Fußball in einer Parallelwelt
Ein Abstiegskandidat zu Gast beim Zweiten, ein später Ausgleich und somit ein 1:1, das beide Lager keinen Schritt weiter bringt. Man könnte meinen, ich hätte den Samstagnachmittag in den Feldern vor Salzburg verbracht – nein, ich war in den Feldern vor meinem neuen Zuhause, dem englischen Cambridge.

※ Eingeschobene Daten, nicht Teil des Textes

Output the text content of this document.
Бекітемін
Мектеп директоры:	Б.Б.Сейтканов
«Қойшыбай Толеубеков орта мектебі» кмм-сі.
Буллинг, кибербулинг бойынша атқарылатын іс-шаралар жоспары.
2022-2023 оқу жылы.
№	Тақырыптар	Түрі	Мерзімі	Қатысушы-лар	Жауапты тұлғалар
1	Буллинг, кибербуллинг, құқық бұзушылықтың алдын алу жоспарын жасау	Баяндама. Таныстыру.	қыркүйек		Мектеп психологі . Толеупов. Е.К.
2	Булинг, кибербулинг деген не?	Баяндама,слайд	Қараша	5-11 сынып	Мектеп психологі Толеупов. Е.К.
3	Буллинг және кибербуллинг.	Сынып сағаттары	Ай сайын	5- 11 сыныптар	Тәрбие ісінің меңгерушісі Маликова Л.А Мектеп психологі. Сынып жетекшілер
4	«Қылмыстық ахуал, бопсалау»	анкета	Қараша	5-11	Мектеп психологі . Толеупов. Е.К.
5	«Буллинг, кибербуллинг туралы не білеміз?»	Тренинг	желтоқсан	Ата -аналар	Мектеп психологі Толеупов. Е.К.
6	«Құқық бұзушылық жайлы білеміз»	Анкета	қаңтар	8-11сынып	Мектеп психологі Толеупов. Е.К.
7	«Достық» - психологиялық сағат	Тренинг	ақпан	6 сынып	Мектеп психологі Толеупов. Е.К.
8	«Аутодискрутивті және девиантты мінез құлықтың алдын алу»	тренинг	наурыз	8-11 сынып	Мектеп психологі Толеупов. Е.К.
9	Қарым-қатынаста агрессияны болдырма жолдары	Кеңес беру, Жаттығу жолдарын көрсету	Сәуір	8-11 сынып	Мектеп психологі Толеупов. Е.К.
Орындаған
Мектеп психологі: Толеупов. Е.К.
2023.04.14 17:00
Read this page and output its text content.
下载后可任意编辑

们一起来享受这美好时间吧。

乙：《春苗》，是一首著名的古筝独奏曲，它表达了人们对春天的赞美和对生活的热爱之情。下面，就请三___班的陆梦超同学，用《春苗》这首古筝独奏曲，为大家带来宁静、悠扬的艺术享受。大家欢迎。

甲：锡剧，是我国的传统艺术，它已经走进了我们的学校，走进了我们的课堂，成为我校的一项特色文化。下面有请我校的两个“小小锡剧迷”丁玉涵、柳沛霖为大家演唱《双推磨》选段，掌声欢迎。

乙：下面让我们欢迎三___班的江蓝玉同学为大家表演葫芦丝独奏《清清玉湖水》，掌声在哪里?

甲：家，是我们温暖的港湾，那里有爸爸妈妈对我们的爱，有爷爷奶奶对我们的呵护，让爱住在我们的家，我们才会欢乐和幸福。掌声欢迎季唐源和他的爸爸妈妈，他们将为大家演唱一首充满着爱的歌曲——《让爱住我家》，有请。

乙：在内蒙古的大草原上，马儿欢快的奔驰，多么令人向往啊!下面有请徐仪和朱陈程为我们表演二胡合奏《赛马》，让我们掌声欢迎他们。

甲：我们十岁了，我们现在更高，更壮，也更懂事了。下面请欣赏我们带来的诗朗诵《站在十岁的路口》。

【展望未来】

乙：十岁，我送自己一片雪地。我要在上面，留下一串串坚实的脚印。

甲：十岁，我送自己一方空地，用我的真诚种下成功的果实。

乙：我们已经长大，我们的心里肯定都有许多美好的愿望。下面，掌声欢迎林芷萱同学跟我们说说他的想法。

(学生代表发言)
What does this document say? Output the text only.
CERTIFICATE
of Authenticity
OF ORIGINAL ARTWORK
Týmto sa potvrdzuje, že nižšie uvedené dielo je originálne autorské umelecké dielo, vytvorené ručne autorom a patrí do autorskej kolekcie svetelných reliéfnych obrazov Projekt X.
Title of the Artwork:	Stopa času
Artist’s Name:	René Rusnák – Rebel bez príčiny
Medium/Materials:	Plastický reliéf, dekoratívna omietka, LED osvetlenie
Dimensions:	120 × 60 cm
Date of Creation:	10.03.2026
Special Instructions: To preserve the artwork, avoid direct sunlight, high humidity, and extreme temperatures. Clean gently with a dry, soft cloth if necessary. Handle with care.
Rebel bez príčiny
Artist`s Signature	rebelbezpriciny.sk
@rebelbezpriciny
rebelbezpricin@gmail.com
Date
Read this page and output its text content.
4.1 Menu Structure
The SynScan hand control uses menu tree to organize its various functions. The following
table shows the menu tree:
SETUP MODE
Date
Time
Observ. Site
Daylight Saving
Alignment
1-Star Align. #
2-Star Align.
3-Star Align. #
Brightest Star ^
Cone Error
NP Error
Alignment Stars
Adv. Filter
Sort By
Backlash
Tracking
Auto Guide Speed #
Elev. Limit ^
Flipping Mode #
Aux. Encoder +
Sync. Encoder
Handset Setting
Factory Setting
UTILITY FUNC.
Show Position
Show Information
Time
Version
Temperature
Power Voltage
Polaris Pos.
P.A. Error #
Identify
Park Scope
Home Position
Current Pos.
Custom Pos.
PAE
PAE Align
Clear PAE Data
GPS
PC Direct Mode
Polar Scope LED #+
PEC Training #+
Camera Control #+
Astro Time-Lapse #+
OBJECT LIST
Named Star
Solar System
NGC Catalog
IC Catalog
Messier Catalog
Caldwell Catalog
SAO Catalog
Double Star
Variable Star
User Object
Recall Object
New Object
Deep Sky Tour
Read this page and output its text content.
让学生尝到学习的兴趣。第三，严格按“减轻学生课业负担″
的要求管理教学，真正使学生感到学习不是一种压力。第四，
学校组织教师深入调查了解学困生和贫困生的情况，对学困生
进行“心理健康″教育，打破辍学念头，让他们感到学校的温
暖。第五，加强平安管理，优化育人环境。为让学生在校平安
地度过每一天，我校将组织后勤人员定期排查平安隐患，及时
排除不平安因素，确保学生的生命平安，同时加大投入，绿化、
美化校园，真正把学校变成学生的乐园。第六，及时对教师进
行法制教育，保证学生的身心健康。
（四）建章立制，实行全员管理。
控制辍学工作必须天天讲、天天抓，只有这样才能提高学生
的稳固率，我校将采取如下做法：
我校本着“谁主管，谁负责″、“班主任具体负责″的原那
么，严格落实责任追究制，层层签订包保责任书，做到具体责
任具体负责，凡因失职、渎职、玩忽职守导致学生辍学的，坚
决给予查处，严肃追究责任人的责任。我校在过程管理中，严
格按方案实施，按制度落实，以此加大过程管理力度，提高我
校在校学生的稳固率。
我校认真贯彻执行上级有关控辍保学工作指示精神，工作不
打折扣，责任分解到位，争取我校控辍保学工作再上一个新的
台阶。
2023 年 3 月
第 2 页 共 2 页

Kulturgut Cambridge United
Wenig wirklich Einheimisches gibt es in der Universitätsstadt Cambridge nordöstlich von London zu sehen: Die Stadt ist dominiert von der mächtigen Universität, ihren alten Colleges und all ihren (Elite-)Studenten aus der ganzen Welt. Und doch gibt es eine Liebe, die nahezu alle echten Locals teilen: Cambridge United FC, die gelb-schwarzen Farben (oder original amber-black) sind in den Pubs allgegenwärtig. In der über einhundertjährigen Geschichte waren die U’s nie erstklassig und trotzdem sind sie tief in der Gesellschaft verankert. Selbst in der halbprofessionellen Spielklasse fünf (Confence National) versammeln sich im Schnitt über 3000 Zuschauer im Abbey Stadium. Bei echter Familienatmosphäre versammeln sich die gelb-schwarz gestreiften Trikots in einem farblich voll angepasstem Stadion, das allerdings schon deutlich bessere Tage gesehen hat.
Your city, your team
Um fünfzehn Pfund gibt’s ein Ticket für den Stehplatzsektor North Stand (ja, so etwas gibt’s offenbar in England!) und so kommen auf meiner neuen Nord bei perfektem Fußballwetter bald heimatliche Gefühle auf. Der schwarz-grün gestreifte Neuzugang wird kurz beäugt, aber sogleich freudig begrüßt. Und etwas Gold kann ich ja auf meinem Pulli auch bieten. Alle Altersklassen von eins bis einhundert sind schließlich auf der Tribüne vertreten und üben sich in gemeinschaftlichem Support ihres Teams, das um den Aufstieg in Liga vier kämpft. Überraschend für den Österreicher unter ihnen: Fußball findet hier ohne Bier, Nikotin und feindliche Sprechchöre statt. Wenn’s läuft, gibt’s Support von allen Tribünen; im Gegenzug überträgt sich allerdings die Flaute am Spielfeld auch gnadenlos auf die Tribüne.
Meine Fußballseuche
Dartford steht heute auf der Speisekarte von Cambridge United, ein Pflichtsieg. Alle sind sich einig vor dem Spiel, heute müssen drei Punkte her, um für den Aufstieg den direkten Weg ohne Playoff-Spiele zu nehmen. Die Amber Army – so die Bezeichnung der eingefleischten Cambridge Fans – hat jedoch nicht mit meinem Erstbesuch im Abbey Stadium gerechnet: Nichts will heute gehen. Cambridge läuft sich fest, Dartford agiert bissig in den Zweikämpfen und kämpft ums Überleben in der Liga. Der geübte Wackerfan reibt sich ungläubig die Augen ob des dargebotenen Kampfgeists! In der 70. Minute passiert’s dann doch: Cambridge trifft in Person des Publikumslieblings Marke Sammy Koejoe zum schmeichelhaften 1:0 gegen wahrlich tapfere Gäste. Fast hätte ich mich über einen in den letzten Jahren so selten genossenen Heimsieg freuen dürfen, doch dann schlägt meine Fußballseuche wieder gnadenlos zu: Der soeben zum Man of the Match gekürte Innenverteidiger köpfelt direkt vor die Füße seines Gegenspielers und schon steht es in der Schlussminute 1:1. Nun ist’s aus mit der englischen Contenance: Aus den „beloves U’s“ werden plötzlich „stupid U’s“ – ein bisschen Fußballslang gibt’s also doch noch.
Meine Contenance ist dann erst im heimatlichen Wohnzimmer vorbei: Zeitgleich hat sich in der österreichischen Parallelwelt auch mein beloved Wacker das 1:1 eingefangen. Mit dem Unterschied dass Grödig dem Vernehmen nach kaum dafür kämpfen musste.